Well, sorry, but it is worthy. It's not a "full" database like you'd like for your work, but it's more than enough for a huge number of problems. It's too bad it doesn't work for you, or it doesn't work for one particular domain of problems you deal with. Just because it doesn't work for you doesn't mean it doesn't work well for lots of other people. There are a ton of small database projects (often websites) where MySQL not only is sufficient, but is superior to Oracle. And websites aren't the only potential domain -- Oracle, for instance, would be absurd to embed in an application (and there are a ton of crappy applications based around MS's JET database engine, and MySQL kicks JET's ass).
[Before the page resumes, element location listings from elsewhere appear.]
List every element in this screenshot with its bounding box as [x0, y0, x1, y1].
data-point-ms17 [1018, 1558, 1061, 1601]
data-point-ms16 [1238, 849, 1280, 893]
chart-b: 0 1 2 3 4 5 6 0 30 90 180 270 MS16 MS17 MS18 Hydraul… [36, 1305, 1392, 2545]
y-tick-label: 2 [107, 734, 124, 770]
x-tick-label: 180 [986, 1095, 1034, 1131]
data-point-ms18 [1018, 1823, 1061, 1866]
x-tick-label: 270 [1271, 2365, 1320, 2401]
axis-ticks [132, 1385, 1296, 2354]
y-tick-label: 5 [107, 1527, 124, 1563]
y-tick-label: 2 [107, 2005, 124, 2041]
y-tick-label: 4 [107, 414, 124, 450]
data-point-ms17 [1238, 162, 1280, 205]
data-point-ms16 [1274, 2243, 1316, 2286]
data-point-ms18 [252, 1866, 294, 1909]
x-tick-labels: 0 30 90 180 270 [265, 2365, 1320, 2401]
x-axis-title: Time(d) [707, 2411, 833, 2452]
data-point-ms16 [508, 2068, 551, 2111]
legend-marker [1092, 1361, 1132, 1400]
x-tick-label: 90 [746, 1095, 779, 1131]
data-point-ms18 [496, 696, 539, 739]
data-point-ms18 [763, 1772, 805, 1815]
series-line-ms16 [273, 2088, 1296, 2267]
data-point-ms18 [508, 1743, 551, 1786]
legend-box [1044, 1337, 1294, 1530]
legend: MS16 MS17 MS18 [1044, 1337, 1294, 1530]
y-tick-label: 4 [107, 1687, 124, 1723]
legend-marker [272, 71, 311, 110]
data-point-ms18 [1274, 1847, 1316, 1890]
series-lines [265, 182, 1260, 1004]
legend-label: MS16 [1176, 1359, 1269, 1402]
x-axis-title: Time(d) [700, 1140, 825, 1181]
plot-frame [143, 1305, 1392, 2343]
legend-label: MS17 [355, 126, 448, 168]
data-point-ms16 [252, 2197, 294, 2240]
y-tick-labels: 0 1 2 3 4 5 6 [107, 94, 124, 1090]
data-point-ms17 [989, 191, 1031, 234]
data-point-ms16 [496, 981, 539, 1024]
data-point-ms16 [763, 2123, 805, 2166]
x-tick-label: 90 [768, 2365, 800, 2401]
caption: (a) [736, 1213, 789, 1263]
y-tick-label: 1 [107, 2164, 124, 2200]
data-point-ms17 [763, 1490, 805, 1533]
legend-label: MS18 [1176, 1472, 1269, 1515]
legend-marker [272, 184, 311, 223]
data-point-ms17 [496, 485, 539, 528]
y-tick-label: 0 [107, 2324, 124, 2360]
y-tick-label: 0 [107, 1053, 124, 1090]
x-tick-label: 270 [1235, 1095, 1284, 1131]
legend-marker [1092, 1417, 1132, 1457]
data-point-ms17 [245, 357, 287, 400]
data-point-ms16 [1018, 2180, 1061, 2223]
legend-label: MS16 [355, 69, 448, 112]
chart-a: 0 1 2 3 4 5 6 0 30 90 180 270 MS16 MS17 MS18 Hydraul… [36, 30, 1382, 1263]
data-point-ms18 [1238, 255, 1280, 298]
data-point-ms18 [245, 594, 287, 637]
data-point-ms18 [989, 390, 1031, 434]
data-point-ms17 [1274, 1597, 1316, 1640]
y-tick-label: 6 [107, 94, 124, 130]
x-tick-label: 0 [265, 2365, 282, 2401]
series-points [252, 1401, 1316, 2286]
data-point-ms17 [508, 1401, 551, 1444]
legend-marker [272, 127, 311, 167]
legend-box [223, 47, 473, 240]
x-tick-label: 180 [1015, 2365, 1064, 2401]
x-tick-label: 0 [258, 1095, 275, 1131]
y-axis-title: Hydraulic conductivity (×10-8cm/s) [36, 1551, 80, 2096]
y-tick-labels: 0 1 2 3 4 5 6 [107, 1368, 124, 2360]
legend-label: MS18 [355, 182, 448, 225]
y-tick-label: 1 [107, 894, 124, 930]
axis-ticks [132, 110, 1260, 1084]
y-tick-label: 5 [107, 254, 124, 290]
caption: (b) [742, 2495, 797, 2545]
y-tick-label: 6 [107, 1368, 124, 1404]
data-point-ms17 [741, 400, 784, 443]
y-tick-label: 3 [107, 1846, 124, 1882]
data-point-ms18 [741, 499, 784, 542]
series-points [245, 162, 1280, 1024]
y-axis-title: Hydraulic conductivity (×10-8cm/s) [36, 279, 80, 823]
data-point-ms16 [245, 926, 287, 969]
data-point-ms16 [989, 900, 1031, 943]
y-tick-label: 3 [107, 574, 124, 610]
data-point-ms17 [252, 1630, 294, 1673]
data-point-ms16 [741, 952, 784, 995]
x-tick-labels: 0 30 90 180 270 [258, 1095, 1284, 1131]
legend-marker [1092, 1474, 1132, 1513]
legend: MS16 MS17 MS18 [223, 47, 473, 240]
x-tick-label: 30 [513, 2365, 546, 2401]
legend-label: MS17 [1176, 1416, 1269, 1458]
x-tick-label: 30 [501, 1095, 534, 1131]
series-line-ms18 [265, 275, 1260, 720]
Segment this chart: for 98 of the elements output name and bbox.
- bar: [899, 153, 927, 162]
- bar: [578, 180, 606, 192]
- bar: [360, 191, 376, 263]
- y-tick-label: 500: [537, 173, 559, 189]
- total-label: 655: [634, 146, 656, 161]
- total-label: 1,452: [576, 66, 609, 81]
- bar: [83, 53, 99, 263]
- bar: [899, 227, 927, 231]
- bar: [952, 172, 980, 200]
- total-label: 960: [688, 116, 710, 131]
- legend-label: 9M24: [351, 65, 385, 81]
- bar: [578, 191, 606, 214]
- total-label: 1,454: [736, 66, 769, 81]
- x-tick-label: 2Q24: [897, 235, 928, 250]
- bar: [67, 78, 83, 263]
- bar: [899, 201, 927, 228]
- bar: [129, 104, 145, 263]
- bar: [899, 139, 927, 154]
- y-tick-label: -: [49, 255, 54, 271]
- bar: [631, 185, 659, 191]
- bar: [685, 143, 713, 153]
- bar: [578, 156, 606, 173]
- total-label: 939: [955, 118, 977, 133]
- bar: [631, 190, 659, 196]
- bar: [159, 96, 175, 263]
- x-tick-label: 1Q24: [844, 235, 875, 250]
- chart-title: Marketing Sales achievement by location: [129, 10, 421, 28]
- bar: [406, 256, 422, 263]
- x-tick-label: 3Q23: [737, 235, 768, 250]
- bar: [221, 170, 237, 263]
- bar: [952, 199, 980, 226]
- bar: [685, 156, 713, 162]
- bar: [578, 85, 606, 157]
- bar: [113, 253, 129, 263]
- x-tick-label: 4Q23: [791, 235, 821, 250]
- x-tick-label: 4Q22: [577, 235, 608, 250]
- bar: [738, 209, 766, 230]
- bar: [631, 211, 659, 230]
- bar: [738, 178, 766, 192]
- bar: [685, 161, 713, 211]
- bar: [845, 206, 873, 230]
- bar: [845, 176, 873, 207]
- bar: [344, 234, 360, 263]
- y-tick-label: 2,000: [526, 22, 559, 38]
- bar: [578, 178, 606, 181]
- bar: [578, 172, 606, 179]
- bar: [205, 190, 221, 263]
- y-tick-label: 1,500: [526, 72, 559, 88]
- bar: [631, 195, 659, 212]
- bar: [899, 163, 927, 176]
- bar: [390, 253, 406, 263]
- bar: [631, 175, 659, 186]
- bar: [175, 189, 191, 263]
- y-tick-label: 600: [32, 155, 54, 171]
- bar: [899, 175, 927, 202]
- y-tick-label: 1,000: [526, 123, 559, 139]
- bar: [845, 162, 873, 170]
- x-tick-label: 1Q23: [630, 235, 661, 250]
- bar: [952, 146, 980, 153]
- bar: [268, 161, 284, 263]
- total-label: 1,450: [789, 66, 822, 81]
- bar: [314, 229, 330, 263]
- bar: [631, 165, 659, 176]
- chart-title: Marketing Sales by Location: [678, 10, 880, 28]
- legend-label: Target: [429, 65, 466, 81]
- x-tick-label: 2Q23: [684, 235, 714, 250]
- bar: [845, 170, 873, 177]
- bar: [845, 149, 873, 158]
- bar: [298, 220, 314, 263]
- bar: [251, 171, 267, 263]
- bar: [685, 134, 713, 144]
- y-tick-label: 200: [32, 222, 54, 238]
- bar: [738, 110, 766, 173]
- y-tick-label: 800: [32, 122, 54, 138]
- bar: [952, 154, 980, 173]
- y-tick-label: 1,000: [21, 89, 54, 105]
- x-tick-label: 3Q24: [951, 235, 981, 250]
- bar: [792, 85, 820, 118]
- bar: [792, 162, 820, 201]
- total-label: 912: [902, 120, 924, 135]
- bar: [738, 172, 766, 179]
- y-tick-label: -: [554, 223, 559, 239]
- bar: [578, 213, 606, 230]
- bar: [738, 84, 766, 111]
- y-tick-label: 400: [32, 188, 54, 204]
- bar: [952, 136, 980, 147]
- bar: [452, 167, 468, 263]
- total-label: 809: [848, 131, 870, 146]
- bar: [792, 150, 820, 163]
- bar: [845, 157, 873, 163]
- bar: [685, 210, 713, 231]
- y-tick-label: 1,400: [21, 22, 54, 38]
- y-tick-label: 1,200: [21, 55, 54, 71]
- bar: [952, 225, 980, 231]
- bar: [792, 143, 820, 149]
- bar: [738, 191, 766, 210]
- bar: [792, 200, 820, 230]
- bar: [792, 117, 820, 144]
And yes, MySQL is a competitor. It's not a drop-in replacement for every Oracle installation, but there's a lot of new projects where MySQL is used where Oracle or another database may have been necessary otherwise. It's a pretty decent structured store for read-only data.
This is quite common when people suggest some free software may be a threat to some proprietary software, and then twenty people say, "X won't be a real competitor to Office (or Solaris, or Photoshop, etc) until it has feature Y", where Y is whatever feature they use. As though the world (or, rather, the marketplace) revolves solely around them, or as if the free software developers have a duty to seek that person's approval.